An Annuity is a contract that provides income for specific period of year, or for life. An annuity protects a person against outliving his or her money. Annuities are not life insurance, but rather a vehicle for the accumulation of money and the liquidation of an estate.
According to what has been mentioned, annuities are not life insurance but it provide economic stability, which it means, it protects a person or help outliving with his or her money.
But how it is work?
Most people have basic knowledge when it comes to saving, they automatically think about opening a saving account at any bank, but, do they have concern about the following considerations?
- Account maintenance
- Bank administrative expenses
- The earning low interest
So, the way it works is that you deposit some money and by keeping your money in that account you earn interest which makes your money go up. But the banks charge it maintenance for keeping it open plus the bank’s administrative expenses. So the question it is……… are we making or losing money?
Now, on the other hand, there retirement programs that many of you already know, however I like to call them risk programs, why? Well now I explain it to you.
These programs are offered by employers, where a certain amount for your retirement is set by you and the other part by the employer. And that money together the companies invest it in the stock market, which is fine, because if the market goes up you win, but……. What if the market falls?……….. then you lose, so we are at a constantly in risk, that over the years we do not know our money will end.

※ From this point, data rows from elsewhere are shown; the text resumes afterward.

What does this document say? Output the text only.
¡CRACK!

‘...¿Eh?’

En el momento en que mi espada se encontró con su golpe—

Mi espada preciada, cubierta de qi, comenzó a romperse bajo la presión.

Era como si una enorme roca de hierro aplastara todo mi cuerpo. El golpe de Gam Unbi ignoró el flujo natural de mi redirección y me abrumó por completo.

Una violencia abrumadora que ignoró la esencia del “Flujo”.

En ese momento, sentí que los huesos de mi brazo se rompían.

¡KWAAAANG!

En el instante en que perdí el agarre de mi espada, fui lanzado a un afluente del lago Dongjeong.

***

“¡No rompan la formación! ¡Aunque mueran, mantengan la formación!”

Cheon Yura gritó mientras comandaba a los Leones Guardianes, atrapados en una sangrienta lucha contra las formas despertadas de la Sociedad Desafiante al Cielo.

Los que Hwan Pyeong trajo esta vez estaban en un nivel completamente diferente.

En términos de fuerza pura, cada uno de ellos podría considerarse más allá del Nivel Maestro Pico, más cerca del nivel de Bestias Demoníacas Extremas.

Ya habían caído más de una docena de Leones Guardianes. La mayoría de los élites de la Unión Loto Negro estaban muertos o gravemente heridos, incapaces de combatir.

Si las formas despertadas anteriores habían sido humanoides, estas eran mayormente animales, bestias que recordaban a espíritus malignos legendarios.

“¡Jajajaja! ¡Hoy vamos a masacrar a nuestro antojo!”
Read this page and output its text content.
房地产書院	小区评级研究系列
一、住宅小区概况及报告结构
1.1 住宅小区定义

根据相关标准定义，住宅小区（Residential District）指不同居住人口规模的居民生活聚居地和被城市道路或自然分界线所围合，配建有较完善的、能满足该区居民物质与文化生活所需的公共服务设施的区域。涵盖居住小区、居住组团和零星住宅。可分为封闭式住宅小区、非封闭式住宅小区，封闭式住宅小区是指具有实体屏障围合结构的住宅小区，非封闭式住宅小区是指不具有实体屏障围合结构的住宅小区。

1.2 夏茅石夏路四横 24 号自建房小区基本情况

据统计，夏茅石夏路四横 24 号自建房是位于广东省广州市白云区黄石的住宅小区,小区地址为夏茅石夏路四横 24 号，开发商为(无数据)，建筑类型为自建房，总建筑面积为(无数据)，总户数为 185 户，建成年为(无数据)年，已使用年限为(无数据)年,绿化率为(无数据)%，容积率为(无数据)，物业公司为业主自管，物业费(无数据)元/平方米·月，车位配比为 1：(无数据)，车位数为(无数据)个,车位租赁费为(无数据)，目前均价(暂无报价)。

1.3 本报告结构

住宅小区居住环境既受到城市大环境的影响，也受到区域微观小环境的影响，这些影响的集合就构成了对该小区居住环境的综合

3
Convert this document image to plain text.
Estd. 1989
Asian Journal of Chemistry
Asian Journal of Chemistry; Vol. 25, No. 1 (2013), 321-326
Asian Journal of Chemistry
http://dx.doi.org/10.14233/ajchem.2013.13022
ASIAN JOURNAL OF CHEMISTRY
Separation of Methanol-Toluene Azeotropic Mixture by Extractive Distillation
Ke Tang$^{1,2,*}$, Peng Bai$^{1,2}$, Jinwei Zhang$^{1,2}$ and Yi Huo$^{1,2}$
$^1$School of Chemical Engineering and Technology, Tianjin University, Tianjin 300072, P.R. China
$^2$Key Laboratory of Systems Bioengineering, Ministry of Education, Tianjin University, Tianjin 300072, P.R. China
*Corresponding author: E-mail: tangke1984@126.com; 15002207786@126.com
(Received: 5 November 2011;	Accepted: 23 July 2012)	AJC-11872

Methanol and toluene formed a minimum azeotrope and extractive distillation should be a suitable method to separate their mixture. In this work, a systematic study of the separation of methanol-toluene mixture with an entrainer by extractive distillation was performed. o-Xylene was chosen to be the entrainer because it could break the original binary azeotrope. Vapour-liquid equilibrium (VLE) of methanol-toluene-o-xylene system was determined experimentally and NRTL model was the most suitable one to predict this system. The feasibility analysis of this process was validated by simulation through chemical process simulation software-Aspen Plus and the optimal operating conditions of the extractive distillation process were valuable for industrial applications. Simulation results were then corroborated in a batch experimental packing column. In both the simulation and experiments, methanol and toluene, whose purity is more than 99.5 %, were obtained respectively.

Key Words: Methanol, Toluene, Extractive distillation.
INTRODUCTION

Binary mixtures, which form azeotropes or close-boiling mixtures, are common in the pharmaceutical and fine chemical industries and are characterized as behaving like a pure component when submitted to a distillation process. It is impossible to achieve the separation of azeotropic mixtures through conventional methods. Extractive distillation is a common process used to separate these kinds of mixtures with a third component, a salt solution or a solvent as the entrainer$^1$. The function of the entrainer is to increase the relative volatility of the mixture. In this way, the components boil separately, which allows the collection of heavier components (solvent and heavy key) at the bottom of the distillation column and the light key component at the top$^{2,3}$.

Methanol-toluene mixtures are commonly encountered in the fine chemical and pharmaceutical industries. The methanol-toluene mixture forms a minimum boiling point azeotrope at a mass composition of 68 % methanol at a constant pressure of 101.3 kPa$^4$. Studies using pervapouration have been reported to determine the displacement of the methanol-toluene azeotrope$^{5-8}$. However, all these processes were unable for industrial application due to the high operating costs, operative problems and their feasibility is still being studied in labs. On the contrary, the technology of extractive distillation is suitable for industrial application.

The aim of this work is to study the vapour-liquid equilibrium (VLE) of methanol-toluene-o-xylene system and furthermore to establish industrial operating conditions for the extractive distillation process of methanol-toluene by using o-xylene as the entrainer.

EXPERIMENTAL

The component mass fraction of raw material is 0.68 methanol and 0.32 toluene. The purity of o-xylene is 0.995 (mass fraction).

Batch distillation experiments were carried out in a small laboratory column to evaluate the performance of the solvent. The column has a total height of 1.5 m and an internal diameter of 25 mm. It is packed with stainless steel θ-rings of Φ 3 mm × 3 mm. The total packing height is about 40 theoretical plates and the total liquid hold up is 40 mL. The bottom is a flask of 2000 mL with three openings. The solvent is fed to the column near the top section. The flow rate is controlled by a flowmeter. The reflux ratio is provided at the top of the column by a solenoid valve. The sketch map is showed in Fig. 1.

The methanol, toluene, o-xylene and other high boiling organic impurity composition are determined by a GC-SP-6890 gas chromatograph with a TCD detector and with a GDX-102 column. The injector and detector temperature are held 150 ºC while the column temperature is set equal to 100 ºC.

But what if I told you that there is a contract that allows you to accumulate money and that it is not being managed by the stock market.
How does it work?
Let’s says that in the contract you decide to contribute to your retirement a certain amount of money, well, the company may keep 4% for example, to invest in the market, right?…….. So any excess of more than 4% it is a credit for the annuitant, that is, if the interest earned is 12%, the company may keep 4% and her remaining 8% for the annuitant. In other words, if the market increases, then your money stay the same, as if nothing happened (you don’t win or lose).